Per i sostenitori di Corbyn, le manovre per farlo fuori sono solo una congiura di palazzo. In molti, sostenuti dai sindacati, stanno manifestando in questi giorni per sostenere il segretario a Westminster e in altre parti del Paese. «Richiamate i cani», avrebbe detto uno dei ministri dimissionari, Ian Murray, ritrovatosi i manifestanti di fronte all’ufficio. Intanto deputati ribelli giurano di aver ricevuto email da elettori delusi pronti a voltare le spalle a Corbyn, mentre il sito «savinglabour.com» ne chiede le dimissioni.

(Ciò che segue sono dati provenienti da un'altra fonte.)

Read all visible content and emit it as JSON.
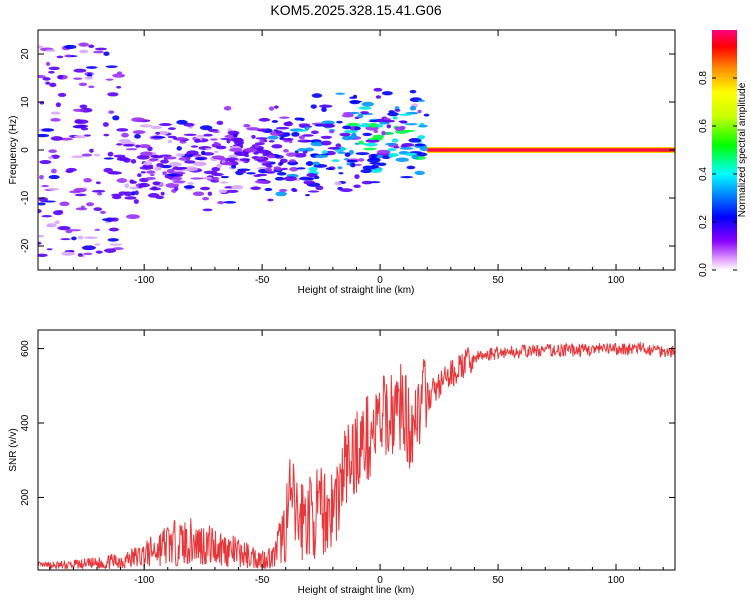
{
  "title": "KOM5.2025.328.15.41.G06",
  "chart_data": [
    {
      "type": "heatmap",
      "xlabel": "Height of straight line (km)",
      "ylabel": "Frequency (Hz)",
      "xlim": [
        -145,
        125
      ],
      "ylim": [
        -25,
        25
      ],
      "xticks": [
        -100,
        -50,
        0,
        50,
        100
      ],
      "xtick_labels": [
        "-100",
        "-50",
        "0",
        "50",
        "100"
      ],
      "yticks": [
        -20,
        -10,
        0,
        10,
        20
      ],
      "ytick_labels": [
        "-20",
        "-10",
        "0",
        "10",
        "20"
      ],
      "colorbar": {
        "label": "Normalized spectral amplitude",
        "range": [
          0,
          1
        ],
        "ticks": [
          0.0,
          0.2,
          0.4,
          0.6,
          0.8
        ],
        "tick_labels": [
          "0.0",
          "0.2",
          "0.4",
          "0.6",
          "0.8"
        ]
      },
      "features": [
        {
          "name": "steady-carrier",
          "x_range": [
            20,
            125
          ],
          "frequency": 0,
          "amplitude": 0.95
        },
        {
          "name": "scatter-band",
          "x_range": [
            -145,
            20
          ],
          "frequency_range": [
            -22,
            22
          ],
          "amplitude_range": [
            0.05,
            0.5
          ]
        }
      ]
    },
    {
      "type": "line",
      "xlabel": "Height of straight line (km)",
      "ylabel": "SNR (v/v)",
      "xlim": [
        -145,
        125
      ],
      "ylim": [
        5,
        650
      ],
      "xticks": [
        -100,
        -50,
        0,
        50,
        100
      ],
      "xtick_labels": [
        "-100",
        "-50",
        "0",
        "50",
        "100"
      ],
      "yticks": [
        200,
        400,
        600
      ],
      "ytick_labels": [
        "200",
        "400",
        "600"
      ],
      "series": [
        {
          "name": "SNR",
          "color": "#e8373a",
          "x": [
            -145,
            -130,
            -120,
            -110,
            -100,
            -90,
            -80,
            -70,
            -60,
            -50,
            -45,
            -40,
            -38,
            -35,
            -30,
            -25,
            -20,
            -17,
            -15,
            -12,
            -10,
            -5,
            0,
            5,
            10,
            12,
            15,
            20,
            25,
            30,
            35,
            40,
            50,
            60,
            70,
            80,
            90,
            100,
            110,
            125
          ],
          "values": [
            15,
            18,
            22,
            30,
            45,
            75,
            80,
            70,
            50,
            35,
            40,
            120,
            200,
            140,
            150,
            160,
            170,
            220,
            280,
            300,
            330,
            360,
            400,
            430,
            450,
            380,
            430,
            470,
            500,
            530,
            555,
            575,
            590,
            592,
            595,
            596,
            597,
            598,
            600,
            592
          ]
        }
      ]
    }
  ]
}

Corbyn, uomo testardo secondo chi lo conosce bene, è pronto a ricandidarsi e chiedere al suo popolo, gli iscritti di partito che eleggono il segretario, di riconfermarlo. Potrebbe farcela. Tra i possibili sfidanti c’è Angela Eagle: deputata, dimessasi dal governo ombra tra le lacrime, proviene dalla sinistra soft del partito e si è fatta notare nella compagna elettorale contro la Brexit; e Tom Watson, vice di Corbyn che ne ha preso le distanze, eletto con mandato popolare assai ampio. I due si sono incontrati in serata. Altri papabili sono il deputato Dan Jarvis, ex soldato corteggiato da tempo per la segreteria (si sarebbe tirato indietro secondo alcuni), e Yvette Cooper, già sconfitta da Corbyn al giro precedente. E c’è chi sogna il ritorno di David Miliband.